Round it out, then, with either a value pick or a smaller-cap fund pick, and just finish up the exposure there. If I have still got room in the taxable accounts, I can think about a dividend strategy or something at that point, but not until I have got the base exposure covered.

Stipp: OK, and what if you wanted to look overseas, do you have any ideas there?

Justice: Sure. So, we go with Vanguard Emerging Markets fund usually to start out with that type of exposure: VWO. It is one of the lowest-cost ways to get into these markets. It's been very tax-efficient and very low tracking error in that fund.

We also look for EFA [iShares MSCI EAFE Index] as our EAFE fund, so that's basically a Europe, Australia, Far East fund. That's going to give us the developed-market exposure overseas, as well, and with that emerging-market fund, balances the whole thing out.

Stipp: I know that you folks run the ETFInvestor newsletter and you have different types of portfolios there, and one of the things that you do in some of your portfolios is you're more tactical, and you look out and say, where are the opportunities right now?

So, for those investors who want to root out some opportunity in the market, some undervalued securities, what have you been looking at recently in the ETF space?

Justice: We recently started publishing six new strategy portfolios, where we're looking at momentum and value factors. Some of these momentum signals have been changing over the course of the last month, as you can imagine. We had great performance through January. You are getting out of things now that the signals were strongest with: consumer staples, utilities, a lot of the income-producing factors. Now you're getting into things that are going down in the smaller-value section of the style box, some things that are higher beta.
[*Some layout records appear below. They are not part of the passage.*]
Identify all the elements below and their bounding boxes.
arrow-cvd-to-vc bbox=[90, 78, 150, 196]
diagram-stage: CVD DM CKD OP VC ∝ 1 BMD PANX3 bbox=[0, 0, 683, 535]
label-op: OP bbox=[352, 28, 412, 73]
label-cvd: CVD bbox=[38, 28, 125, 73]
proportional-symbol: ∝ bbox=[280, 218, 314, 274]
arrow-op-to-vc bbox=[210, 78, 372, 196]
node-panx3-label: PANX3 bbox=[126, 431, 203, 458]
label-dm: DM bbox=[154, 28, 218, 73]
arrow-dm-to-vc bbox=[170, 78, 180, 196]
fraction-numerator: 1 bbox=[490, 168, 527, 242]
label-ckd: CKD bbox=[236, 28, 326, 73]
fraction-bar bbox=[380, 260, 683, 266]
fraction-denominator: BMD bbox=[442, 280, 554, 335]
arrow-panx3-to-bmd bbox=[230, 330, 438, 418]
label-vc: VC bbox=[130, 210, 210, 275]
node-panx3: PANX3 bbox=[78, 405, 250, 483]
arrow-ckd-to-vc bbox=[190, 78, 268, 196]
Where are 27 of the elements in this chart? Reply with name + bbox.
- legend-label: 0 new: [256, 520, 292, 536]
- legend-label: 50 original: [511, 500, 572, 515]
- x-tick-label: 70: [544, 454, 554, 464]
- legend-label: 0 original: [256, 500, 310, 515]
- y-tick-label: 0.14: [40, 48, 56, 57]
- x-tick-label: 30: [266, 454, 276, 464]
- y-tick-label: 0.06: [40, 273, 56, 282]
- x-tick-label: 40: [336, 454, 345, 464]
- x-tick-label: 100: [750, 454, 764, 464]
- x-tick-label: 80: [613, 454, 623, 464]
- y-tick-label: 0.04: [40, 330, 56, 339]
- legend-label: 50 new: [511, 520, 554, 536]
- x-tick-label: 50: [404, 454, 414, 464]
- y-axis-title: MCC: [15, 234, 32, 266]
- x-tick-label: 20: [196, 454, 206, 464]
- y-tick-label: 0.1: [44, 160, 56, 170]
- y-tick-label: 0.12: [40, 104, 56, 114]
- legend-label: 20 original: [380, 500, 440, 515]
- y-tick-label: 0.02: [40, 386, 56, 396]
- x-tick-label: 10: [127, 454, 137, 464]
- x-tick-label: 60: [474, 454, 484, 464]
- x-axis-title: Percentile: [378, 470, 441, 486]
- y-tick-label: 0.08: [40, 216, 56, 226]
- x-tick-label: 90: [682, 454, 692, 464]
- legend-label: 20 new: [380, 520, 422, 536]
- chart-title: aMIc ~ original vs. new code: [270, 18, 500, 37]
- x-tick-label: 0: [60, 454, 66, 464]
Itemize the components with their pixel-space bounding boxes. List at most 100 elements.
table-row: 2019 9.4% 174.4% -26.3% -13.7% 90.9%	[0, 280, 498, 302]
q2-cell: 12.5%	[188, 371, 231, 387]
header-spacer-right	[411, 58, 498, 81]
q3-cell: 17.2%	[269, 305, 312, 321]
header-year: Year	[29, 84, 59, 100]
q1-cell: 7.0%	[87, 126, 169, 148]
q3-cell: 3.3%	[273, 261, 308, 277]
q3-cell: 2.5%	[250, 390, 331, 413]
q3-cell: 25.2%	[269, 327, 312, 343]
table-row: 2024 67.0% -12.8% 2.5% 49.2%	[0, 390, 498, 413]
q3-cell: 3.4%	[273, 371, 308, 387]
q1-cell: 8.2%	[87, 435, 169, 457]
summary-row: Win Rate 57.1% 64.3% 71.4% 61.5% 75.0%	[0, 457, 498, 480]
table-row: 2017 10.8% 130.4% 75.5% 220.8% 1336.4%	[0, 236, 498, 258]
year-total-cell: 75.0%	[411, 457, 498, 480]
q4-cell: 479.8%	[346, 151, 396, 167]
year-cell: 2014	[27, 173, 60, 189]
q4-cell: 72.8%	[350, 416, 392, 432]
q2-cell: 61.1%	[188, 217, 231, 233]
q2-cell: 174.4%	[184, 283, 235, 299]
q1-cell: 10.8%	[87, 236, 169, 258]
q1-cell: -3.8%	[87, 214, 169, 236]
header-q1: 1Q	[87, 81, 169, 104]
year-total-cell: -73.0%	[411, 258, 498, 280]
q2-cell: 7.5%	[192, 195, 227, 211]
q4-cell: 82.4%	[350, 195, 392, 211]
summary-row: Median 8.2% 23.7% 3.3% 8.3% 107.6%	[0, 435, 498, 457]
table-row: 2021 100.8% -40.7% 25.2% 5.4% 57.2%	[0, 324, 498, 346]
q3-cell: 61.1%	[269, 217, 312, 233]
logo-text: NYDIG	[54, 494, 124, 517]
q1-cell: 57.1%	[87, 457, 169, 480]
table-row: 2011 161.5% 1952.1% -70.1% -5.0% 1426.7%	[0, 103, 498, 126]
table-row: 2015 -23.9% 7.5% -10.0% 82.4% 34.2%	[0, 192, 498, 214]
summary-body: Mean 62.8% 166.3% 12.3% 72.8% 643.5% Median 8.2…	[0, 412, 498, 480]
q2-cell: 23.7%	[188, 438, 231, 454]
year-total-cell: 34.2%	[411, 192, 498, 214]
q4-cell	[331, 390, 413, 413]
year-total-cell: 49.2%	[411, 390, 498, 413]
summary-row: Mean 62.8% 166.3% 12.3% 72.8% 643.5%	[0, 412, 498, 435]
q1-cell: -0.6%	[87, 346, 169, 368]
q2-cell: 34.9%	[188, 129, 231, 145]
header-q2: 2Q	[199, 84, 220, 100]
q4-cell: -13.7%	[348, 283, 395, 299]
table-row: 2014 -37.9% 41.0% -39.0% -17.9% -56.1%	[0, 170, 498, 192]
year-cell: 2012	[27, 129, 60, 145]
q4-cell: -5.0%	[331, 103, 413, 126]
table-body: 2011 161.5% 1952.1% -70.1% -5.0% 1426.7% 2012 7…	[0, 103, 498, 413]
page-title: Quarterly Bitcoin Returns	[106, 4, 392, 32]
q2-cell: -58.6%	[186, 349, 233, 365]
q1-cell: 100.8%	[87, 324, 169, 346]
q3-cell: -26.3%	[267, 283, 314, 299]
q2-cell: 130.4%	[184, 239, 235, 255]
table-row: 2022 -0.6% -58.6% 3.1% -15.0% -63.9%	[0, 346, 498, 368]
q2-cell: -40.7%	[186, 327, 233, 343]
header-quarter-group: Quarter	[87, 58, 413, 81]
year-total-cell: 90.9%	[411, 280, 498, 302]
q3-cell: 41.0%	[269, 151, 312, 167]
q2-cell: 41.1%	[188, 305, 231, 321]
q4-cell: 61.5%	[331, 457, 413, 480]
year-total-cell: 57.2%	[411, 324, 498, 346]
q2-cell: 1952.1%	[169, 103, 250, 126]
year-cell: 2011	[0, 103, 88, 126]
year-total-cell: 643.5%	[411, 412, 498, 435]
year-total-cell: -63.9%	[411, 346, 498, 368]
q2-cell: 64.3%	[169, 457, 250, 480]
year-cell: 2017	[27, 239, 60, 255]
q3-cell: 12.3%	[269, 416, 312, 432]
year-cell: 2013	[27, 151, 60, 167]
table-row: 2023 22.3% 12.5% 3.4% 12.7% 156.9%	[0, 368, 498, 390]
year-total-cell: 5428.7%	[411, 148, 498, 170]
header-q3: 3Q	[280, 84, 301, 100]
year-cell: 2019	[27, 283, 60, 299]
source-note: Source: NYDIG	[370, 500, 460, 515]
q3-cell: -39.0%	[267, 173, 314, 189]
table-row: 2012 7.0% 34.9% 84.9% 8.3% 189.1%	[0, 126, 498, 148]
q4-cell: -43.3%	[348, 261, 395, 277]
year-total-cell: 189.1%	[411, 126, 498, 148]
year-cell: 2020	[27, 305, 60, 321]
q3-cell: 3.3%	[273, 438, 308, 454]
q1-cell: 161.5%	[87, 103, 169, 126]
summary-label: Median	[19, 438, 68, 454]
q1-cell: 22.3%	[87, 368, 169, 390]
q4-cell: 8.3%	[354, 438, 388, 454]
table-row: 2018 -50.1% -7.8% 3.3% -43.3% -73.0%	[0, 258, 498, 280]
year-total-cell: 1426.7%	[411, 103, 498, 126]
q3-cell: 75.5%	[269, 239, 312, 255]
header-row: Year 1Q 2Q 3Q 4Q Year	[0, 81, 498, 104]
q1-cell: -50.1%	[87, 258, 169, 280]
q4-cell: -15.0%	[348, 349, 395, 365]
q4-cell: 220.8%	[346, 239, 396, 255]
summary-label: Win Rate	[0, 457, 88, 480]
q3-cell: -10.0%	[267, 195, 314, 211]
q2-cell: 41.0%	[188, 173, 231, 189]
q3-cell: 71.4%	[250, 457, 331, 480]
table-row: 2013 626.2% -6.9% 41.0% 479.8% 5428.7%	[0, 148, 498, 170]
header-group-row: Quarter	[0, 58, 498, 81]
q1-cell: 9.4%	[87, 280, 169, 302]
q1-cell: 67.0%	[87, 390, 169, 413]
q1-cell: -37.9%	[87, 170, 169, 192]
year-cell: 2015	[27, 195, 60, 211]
So it's a very dynamic time right now. We're going to have quite a bit of turnover in the portfolio, I anticipate, in the next couple of weeks, kind of moving down on the size spectrum and moving out in the risk profile.

Stipp: All right, Paul. I'll certainly look forward to checking in with you on some of those strategies in future videos, but thanks for joining me today with some of the tax strategies behind ETFs as well as some of your top picks.

Justice: Thanks, Jason.

Stipp: For Morningstar, I'm Jason Stipp. Thanks for watching.